The Labyrinth Series is an exceptional example of Gilot’s complex compositional structures and highlights her unique ability to fuse the Parisian Fauvist and Cubist movements with the Abstract Expressionist artistic styles that surrounded her during her visits to New York around this time. As the bridge between the heroic period of the School of Paris and the emergence of New York City as the new world center for contemporary art, Gilot’s paintings from the early 1960s are among the most important in her oeuvre. The Labyrinth Series itself was completed in 1963, setting the early tone of this decade for Gilot.

Of known works from Gilot’s Labyrinth Series that have sold at auction since 2010, 71 percent, or five of the seven total, have sold for above the high estimate. The works in this series, executed between 1962 and 1963, were first exhibited at Galerie Coard in Paris in May 1963. The range in size of the works accounts for the differing estimates in works sold since 2010, though there is general constancy of relative high sale prices when compared to each work’s respective estimate.

Recent Related Sales

Though created non chronologically, the known works from the series are marked with a roman numeral on the verso. Some of Gilot’s works that have recently come to auction, like the recently sold OMENS (1963) at Sotheby’s October 2020 Impressionist and Modern Art auction, bear a striking resemblance to the known works of the series. OMENS is unmarked on the verso and so also without the typical catalogue note that states its place among the series. The work hammered for $18,000, above its high estimate and in keeping with the ongoing trend of high relative sales for works from the Labyrinth Series.

Françoise Gilot, Omens, gouache, watercolor and brush and ink on paper, 25⅝ by 19¾ in., Executed in 1963. Sold at Sotheby’s in 2020 .

HERMES (ÉTUDE DE JEUNE HOMME) (1969), hammered for $22,000 in the same Sotheby’s auction as OMENS, is an example of Gilot’s portrait work. Her portraits are more commonly seen in her muted drawings and their subsequent lithographs and prints. This work’s bright, contrasting colors tie it to the early 1960’s era of both OMENS and the known, auctioned works of the Labyrinth Series, even though it is not a geometric abstract work.

Françoise Gilot, Hermes (Étude de Jeune Homme), gouache and watercolor on paper, 30 by 22 ⅛ in., Executed in 1969. Sold at Sotheby’s in 2020.

A total of 10 works of Gilot’s were shown at Sotheby’s October 2020 Impressionist and Modern Art auction. OMENS and HERMES (ÉTUDE DE JEUNE HOMME) joined two other colored (tempera and gouache) works on paper, all of which hammered. The remaining six were pencil on paper, only two of which hammered.

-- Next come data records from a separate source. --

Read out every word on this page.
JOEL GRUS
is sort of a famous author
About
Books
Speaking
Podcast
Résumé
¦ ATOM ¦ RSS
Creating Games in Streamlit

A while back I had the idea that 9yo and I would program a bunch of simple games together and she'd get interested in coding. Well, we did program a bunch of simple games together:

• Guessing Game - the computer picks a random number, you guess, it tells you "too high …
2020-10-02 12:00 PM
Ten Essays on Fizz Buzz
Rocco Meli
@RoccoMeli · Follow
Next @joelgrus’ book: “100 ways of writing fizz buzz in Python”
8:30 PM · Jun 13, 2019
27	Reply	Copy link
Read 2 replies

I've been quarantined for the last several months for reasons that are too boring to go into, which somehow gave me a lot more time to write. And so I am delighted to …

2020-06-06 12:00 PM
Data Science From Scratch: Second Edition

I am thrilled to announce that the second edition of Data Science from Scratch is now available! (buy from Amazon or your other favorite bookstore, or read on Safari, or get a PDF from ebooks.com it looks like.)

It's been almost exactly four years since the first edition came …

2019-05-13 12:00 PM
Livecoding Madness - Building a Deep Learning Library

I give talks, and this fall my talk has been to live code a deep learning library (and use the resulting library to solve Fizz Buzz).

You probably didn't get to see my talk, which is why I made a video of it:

Out of the seven pencil on paper Gilots that have been brought to auction since, three have not hammered and two have hammered at or below their low estimates. This is in direct contrast to works that more emulate Gilot’s early 1960s use of color and overall style. Of the six comparable works within this era that have come to auction since October, only one did not hammer, with all others selling comfortably within or their estimates.

The Labyrinth Series marked a compositional shift for Gilot that has come to define her most sought after works. It’s continuously strong, though rare, presence in the auction market stands separate from her pencil drawings. The drawings, lacking her now iconic color palette, have recently not garnered the same attention at auction.